Маманя попыталась призвать мальчонку к порядку, ловкач увернулся и зашипел, поскольку Катрин прихватила его за ухо.

– Пассатижи забыл, – доброжелательно напомнила светловолосая шпионка, слегка раскачивая поганца за орган слуха. – И не надо нам лишних вопросов, не так ли?

– Ну! – немедленно согласился юнец. – Я к телефону. Можно?
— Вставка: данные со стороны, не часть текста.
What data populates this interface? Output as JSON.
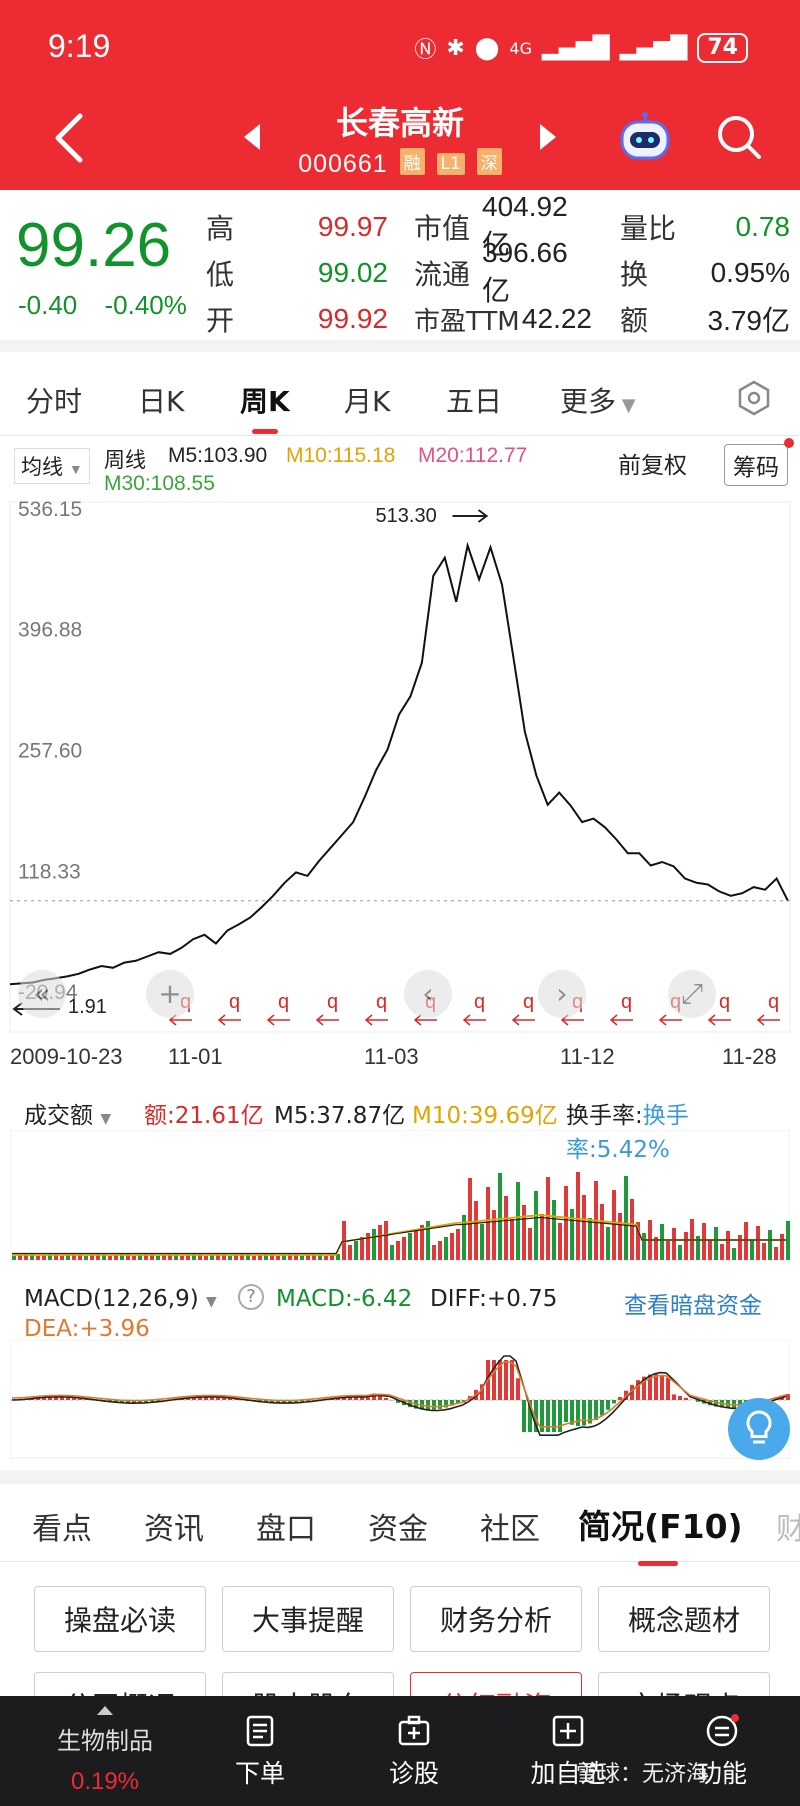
{
  "status": {
    "time": "9:19",
    "battery": "74",
    "signal_label": "4G"
  },
  "header": {
    "title": "长春高新",
    "code": "000661",
    "tags": [
      "融",
      "L1",
      "深"
    ]
  },
  "quote": {
    "price": "99.26",
    "change": "-0.40",
    "change_pct": "-0.40%",
    "rows": [
      {
        "l1": "高",
        "v1": "99.97",
        "l2": "市值",
        "v2": "404.92亿",
        "l3": "量比",
        "v3": "0.78"
      },
      {
        "l1": "低",
        "v1": "99.02",
        "l2": "流通",
        "v2": "396.66亿",
        "l3": "换",
        "v3": "0.95%"
      },
      {
        "l1": "开",
        "v1": "99.92",
        "l2": "市盈TTM",
        "v2": "42.22",
        "l3": "额",
        "v3": "3.79亿"
      }
    ]
  },
  "ktabs": [
    "分时",
    "日K",
    "周K",
    "月K",
    "五日",
    "更多"
  ],
  "ma": {
    "selector": "均线",
    "label": "周线",
    "m5": "M5:103.90",
    "m10": "M10:115.18",
    "m20": "M20:112.77",
    "m30": "M30:108.55",
    "fuquan": "前复权",
    "chouma": "筹码",
    "colors": {
      "m5": "#222222",
      "m10": "#e2a400",
      "m20": "#e0508a",
      "m30": "#3aa53a"
    }
  },
  "chart_data": [
    {
      "type": "line",
      "title": "周K",
      "y_ticks": [
        "536.15",
        "396.88",
        "257.60",
        "118.33",
        "-20.94"
      ],
      "ylim": [
        -20.94,
        536.15
      ],
      "x_labels": [
        "2009-10-23",
        "11-01",
        "11-03",
        "11-12",
        "11-28"
      ],
      "annotations": {
        "high": "513.30",
        "low": "1.91"
      },
      "last_price": 99.26,
      "values": [
        3,
        4,
        5,
        8,
        10,
        12,
        15,
        20,
        24,
        22,
        28,
        30,
        35,
        40,
        38,
        45,
        55,
        60,
        50,
        65,
        72,
        80,
        92,
        105,
        120,
        132,
        128,
        145,
        160,
        175,
        190,
        215,
        250,
        280,
        310,
        335,
        380,
        470,
        495,
        450,
        505,
        470,
        513,
        460,
        380,
        300,
        240,
        210,
        230,
        205,
        190,
        200,
        180,
        170,
        160,
        150,
        140,
        150,
        135,
        125,
        120,
        118,
        110,
        105,
        108,
        115,
        112,
        125,
        99
      ]
    },
    {
      "type": "bar",
      "title": "成交额",
      "labels": {
        "amount": "额:21.61亿",
        "m5": "M5:37.87亿",
        "m10": "M10:39.69亿",
        "turnover": "换手率:5.42%"
      }
    },
    {
      "type": "bar",
      "title": "MACD(12,26,9)",
      "labels": {
        "macd": "MACD:-6.42",
        "diff": "DIFF:+0.75",
        "dea": "DEA:+3.96",
        "link": "查看暗盘资金"
      }
    }
  ],
  "ftabs": [
    "看点",
    "资讯",
    "盘口",
    "资金",
    "社区",
    "简况(F10)",
    "财"
  ],
  "buttons": [
    "操盘必读",
    "大事提醒",
    "财务分析",
    "概念题材",
    "公司概况",
    "股本股东",
    "分红融资",
    "市场观点"
  ],
  "bottom": {
    "sector": "生物制品",
    "sector_pct": "0.19%",
    "nav": [
      "下单",
      "诊股",
      "加自选",
      "功能"
    ],
    "watermark": "雪球：无济海"
  }
}
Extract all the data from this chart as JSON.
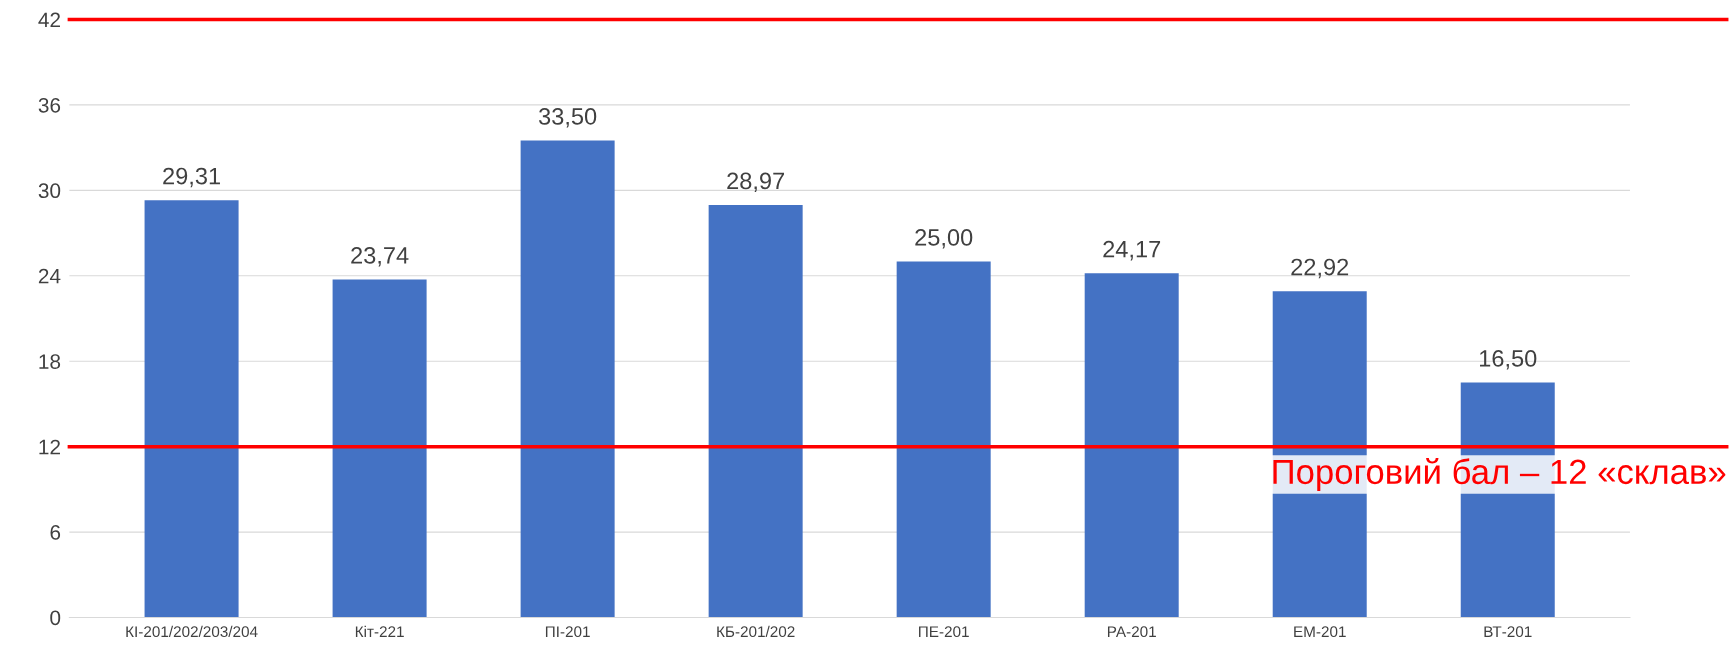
{
  "chart_data": {
    "type": "bar",
    "categories": [
      "КІ-201/202/203/204",
      "Кіт-221",
      "ПІ-201",
      "КБ-201/202",
      "ПЕ-201",
      "РА-201",
      "ЕМ-201",
      "ВТ-201"
    ],
    "values": [
      29.31,
      23.74,
      33.5,
      28.97,
      25.0,
      24.17,
      22.92,
      16.5
    ],
    "value_labels": [
      "29,31",
      "23,74",
      "33,50",
      "28,97",
      "25,00",
      "24,17",
      "22,92",
      "16,50"
    ],
    "color": "#4472c4",
    "ylim": [
      0,
      42
    ],
    "yticks": [
      0,
      6,
      12,
      18,
      24,
      30,
      36,
      42
    ],
    "grid": "y",
    "ref_lines": [
      {
        "axis": "y",
        "value": 42,
        "label": null,
        "color": "#ff0000"
      },
      {
        "axis": "y",
        "value": 12,
        "label": "Пороговий бал – 12 «склав»",
        "color": "#ff0000"
      }
    ]
  }
}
Гру, прихватив инструменты, удрал в штабной кабинет. Катрин позвала прапорщика и попросила снять наручники.

– А этот... иллюзионист не удерет? – спросил комвзвода, пристегивая шпиона к себе.

– Не должен, – заверила Катрин. – Но скажи бойцам, чтобы присматривали. Этот тип очень знающий. Кстати, его и какие-нибудь посторонние могут попытаться убрать. Так что повнимательнее, товарищи.

– Кстати, еще один знающий у нас в кабинете сидит, – вспомнила Лоуд. – Который инженер с подпольной кличкой Лев. Сознательный воспитанный человек – сам пришел и мне сдался. Можете побеседовать. Так, а я побежала. Время, время, товарищи!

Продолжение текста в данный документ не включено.